No, I certainly understand. I was just thinking about some of your financial inputs. Do you have any inputs regarding the economy or interest rates? Do they factor into your calculations at all?

In our case, we don't include those as direct inputs. Our focus is primarily on the students' ability to pay. When students enroll, they declare their intent and fill out the FAFSA form, providing us with information about their financial situation. Based on that, we calculate their "unmet need," which refers to the remaining cost of tuition after considering their financial aid, such as scholarships, grants, and other forms of assistance that reduce the overall cost. We assess their ability to pay based on factors like family contribution and work-study opportunities. The unmet need represents the portion they would need to cover through loans or other means. So, our approach revolves around understanding and analyzing students' unmet need and ability to pay, and how that impacts factors like retention and graduation rates through statistical analysis.
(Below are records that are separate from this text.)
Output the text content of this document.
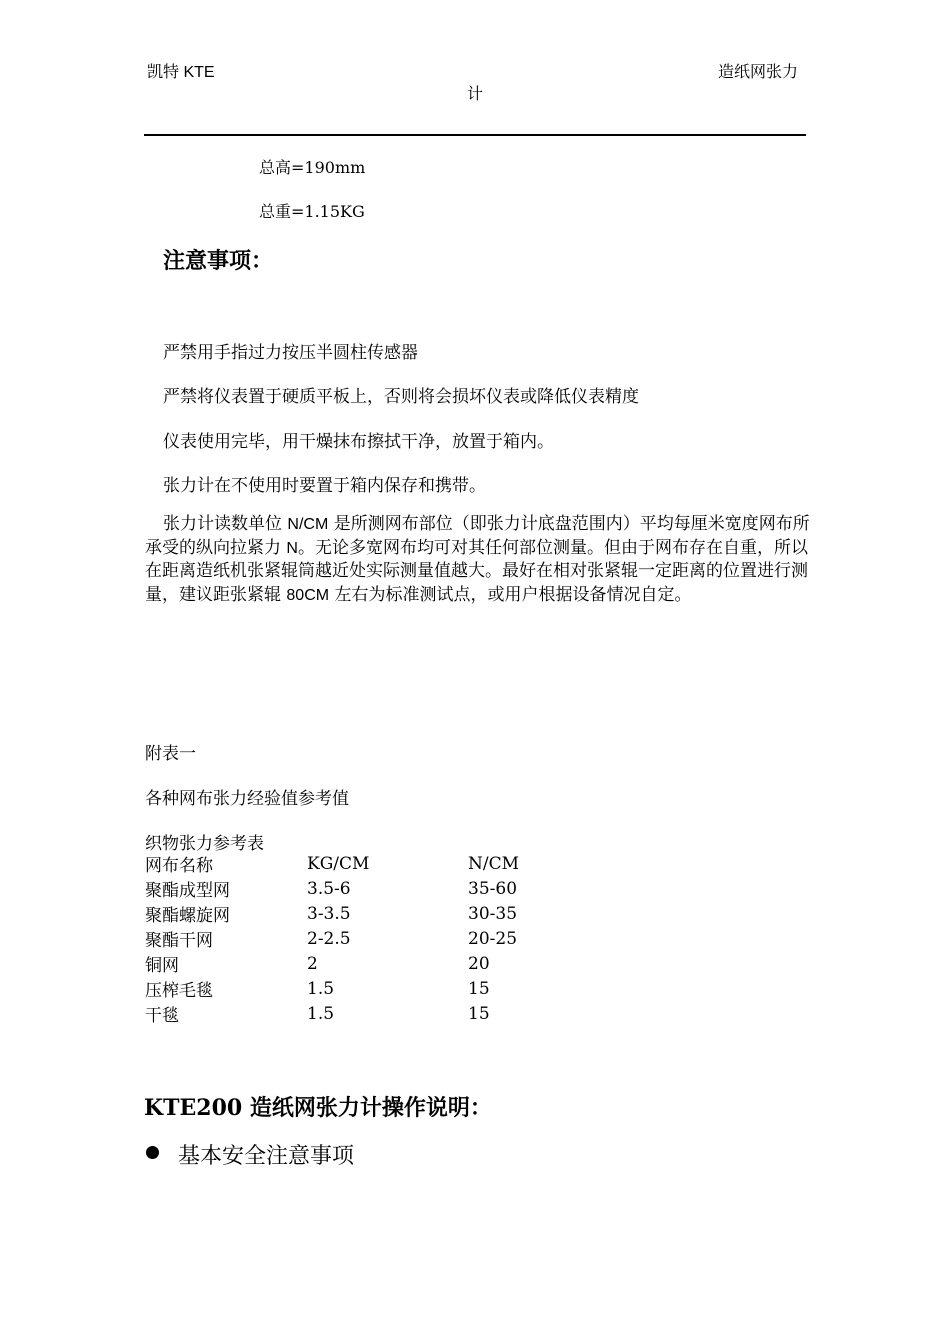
凯特 KTE	造纸网张力
计
总高=190mm
总重=1.15KG
注意事项：
严禁用手指过力按压半圆柱传感器
严禁将仪表置于硬质平板上，否则将会损坏仪表或降低仪表精度
仪表使用完毕，用干燥抹布擦拭干净，放置于箱内。
张力计在不使用时要置于箱内保存和携带。
张力计读数单位 N/CM 是所测网布部位（即张力计底盘范围内）平均每厘米宽度网布所承受的纵向拉紧力 N。无论多宽网布均可对其任何部位测量。但由于网布存在自重，所以在距离造纸机张紧辊筒越近处实际测量值越大。最好在相对张紧辊一定距离的位置进行测量，建议距张紧辊 80CM 左右为标准测试点，或用户根据设备情况自定。
附表一
各种网布张力经验值参考值
织物张力参考表
网布名称	KG/CM	N/CM
聚酯成型网	3.5-6	35-60
聚酯螺旋网	3-3.5	30-35
聚酯干网	2-2.5	20-25
铜网	2	20
压榨毛毯	1.5	15
干毯	1.5	15
KTE200 造纸网张力计操作说明：
基本安全注意事项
Understood. Well, it seems like we're running out of time, but before we wrap up, I'd like to give you an opportunity for some closing remarks. Are there any new features or functionalities on the horizon, or any final words you'd like to share with our potential audience?

Absolutely. Instead of focusing on specific product features, I'd like to emphasize a broader message that we're trying to convey to the market and our clients. All these elements are interconnected. It's crucial to consider academic programs, student learning outcomes, career outcomes, and the operational efficiency and sustainability of universities together. Integrated planning is key, where all these aspects are analyzed and aligned. It's important to take a holistic view and combine data to make informed planning and decision-making processes. That's the approach we're striving for, providing our clients with the tools, data, and best practices to achieve this holistic perspective.

Well, listen, I learned a lot. I think that was great. I appreciate your time with my audience and I wish you the best of luck. 

Thank you very much. Appreciate your time today as well.